As to the particulars of Vern's operation, this is my view: Vern has explained to me that he uses a low density approach, around I cow/calf per 100 acres, in which grasses are "banked" during the summer to be consumed in the winter. This approach minimizes the costs of purchased hay. This has been a long, stretched out winter, with the onset of new grass delayed versus normal. Vern and his investors also gambled that retaining old cows for one more year of calf production was a good idea, and doubled down by breeding them sooner last summer to produce early calves in the hopes of higher weights by the end of the grass season. This has compounded his problems and his death losses. Last summer was a time of good rains and good grass production. Perhaps he and his investors were too optimistic that the weather would continue to distribute a good hand to play.
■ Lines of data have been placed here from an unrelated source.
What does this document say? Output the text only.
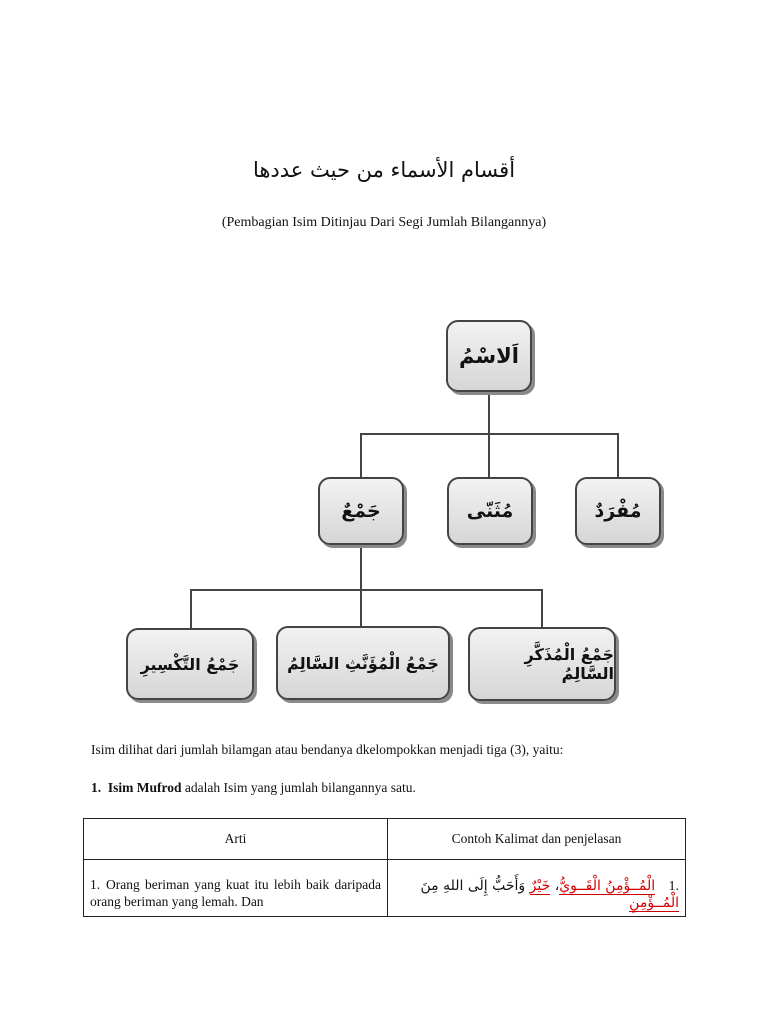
أقسام الأسماء من حيث عددها
(Pembagian Isim Ditinjau Dari Segi Jumlah Bilangannya)
اَلاسْمُ
جَمْعٌ	مُثَنّى	مُفْرَدٌ
جَمْعُ التَّكْسِيرِ	جَمْعُ الْمُؤَنَّثِ السَّالِمُ	جَمْعُ الْمُذَكَّرِ السَّالِمُ
Isim dilihat dari jumlah bilamgan atau bendanya dkelompokkan menjadi tiga (3), yaitu:
1. Isim Mufrod adalah Isim yang jumlah bilangannya satu.
Arti	Contoh Kalimat dan penjelasan

1. Orang beriman yang kuat itu lebih baik daripada orang beriman yang lemah. Dan	.1   الْمُــؤْمِنُ الْقَــوِيُّ، خَيْرٌ وَأَحَبُّ إِلَى اللهِ مِنَ الْمُــؤْمِنِ
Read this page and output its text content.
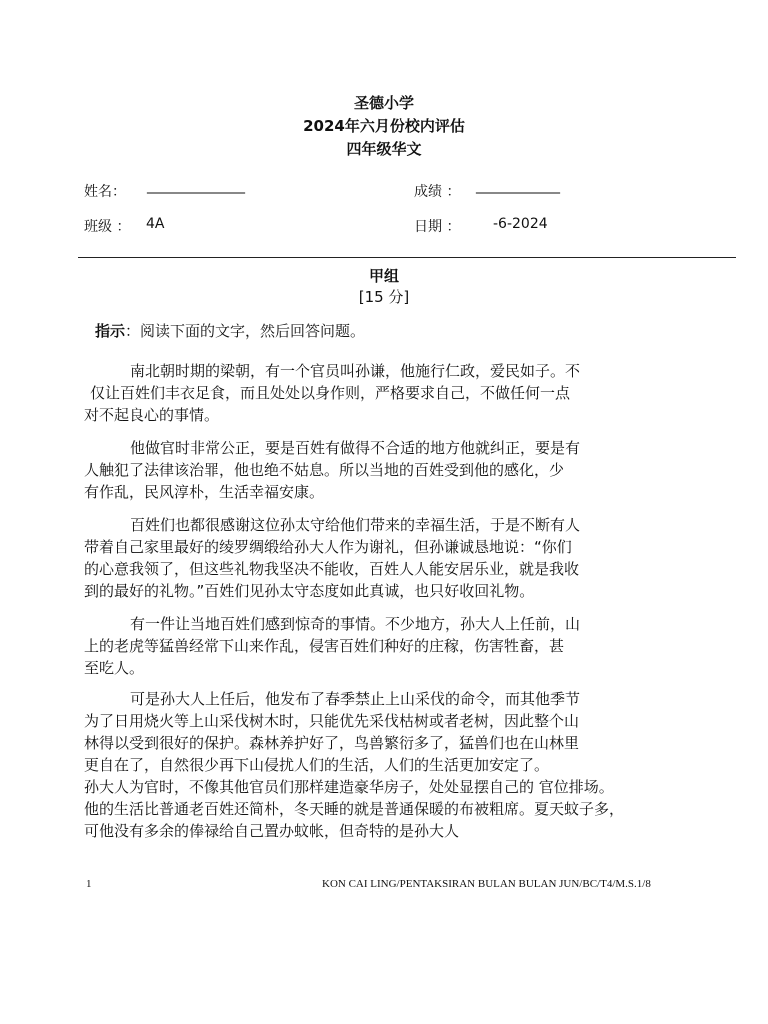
圣德小学
2024年六月份校内评估
四年级华文
姓名： ______________	成绩 ： ____________
班级 ： 4A	日期 ： -6-2024
甲组
[15 分]
指示：阅读下面的文字，然后回答问题。

南北朝时期的梁朝，有一个官员叫孙谦，他施行仁政，爱民如子。不

仅让百姓们丰衣足食，而且处处以身作则，严格要求自己，不做任何一点

对不起良心的事情。

他做官时非常公正，要是百姓有做得不合适的地方他就纠正，要是有

人触犯了法律该治罪，他也绝不姑息。所以当地的百姓受到他的感化，少

有作乱，民风淳朴，生活幸福安康。

百姓们也都很感谢这位孙太守给他们带来的幸福生活，于是不断有人

带着自己家里最好的绫罗绸缎给孙大人作为谢礼，但孙谦诚恳地说：“你们

的心意我领了，但这些礼物我坚决不能收，百姓人人能安居乐业，就是我收

到的最好的礼物。”百姓们见孙太守态度如此真诚，也只好收回礼物。

有一件让当地百姓们感到惊奇的事情。不少地方，孙大人上任前，山

上的老虎等猛兽经常下山来作乱，侵害百姓们种好的庄稼，伤害牲畜，甚

至吃人。

可是孙大人上任后，他发布了春季禁止上山采伐的命令，而其他季节

为了日用烧火等上山采伐树木时，只能优先采伐枯树或者老树，因此整个山

林得以受到很好的保护。森林养护好了，鸟兽繁衍多了，猛兽们也在山林里

更自在了，自然很少再下山侵扰人们的生活，人们的生活更加安定了。

孙大人为官时，不像其他官员们那样建造豪华房子，处处显摆自己的 官位排场。

他的生活比普通老百姓还简朴，冬天睡的就是普通保暖的布被粗席。夏天蚊子多，

可他没有多余的俸禄给自己置办蚊帐，但奇特的是孙大人

1	KON CAI LING/PENTAKSIRAN BULAN BULAN JUN/BC/T4/M.S.1/8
Is he criminally negligent for making this decision in the summer of 2009? Was he too slow to purchase hay when winter dragged on? Or was it just that his gambles didn't payoff, that his herd suffered a loss, and so next year he will be more conservative in adjusting the variables of cow age, breeding time, banked grass versus cow density, and purchased hay? If he does not, then his cow herd will be subject to additional risks of reduction. Is this criminal? Is he unfit to be allowed to make these gambles in our Colorado society? By what objective standard?
As for myself and my 35 acres, I believe Vern Wagner is a fit operator and wish to be able to continue doing business with him as a lessor.
I have the same views in my capacity as president of the Elkhorn Grazing Association.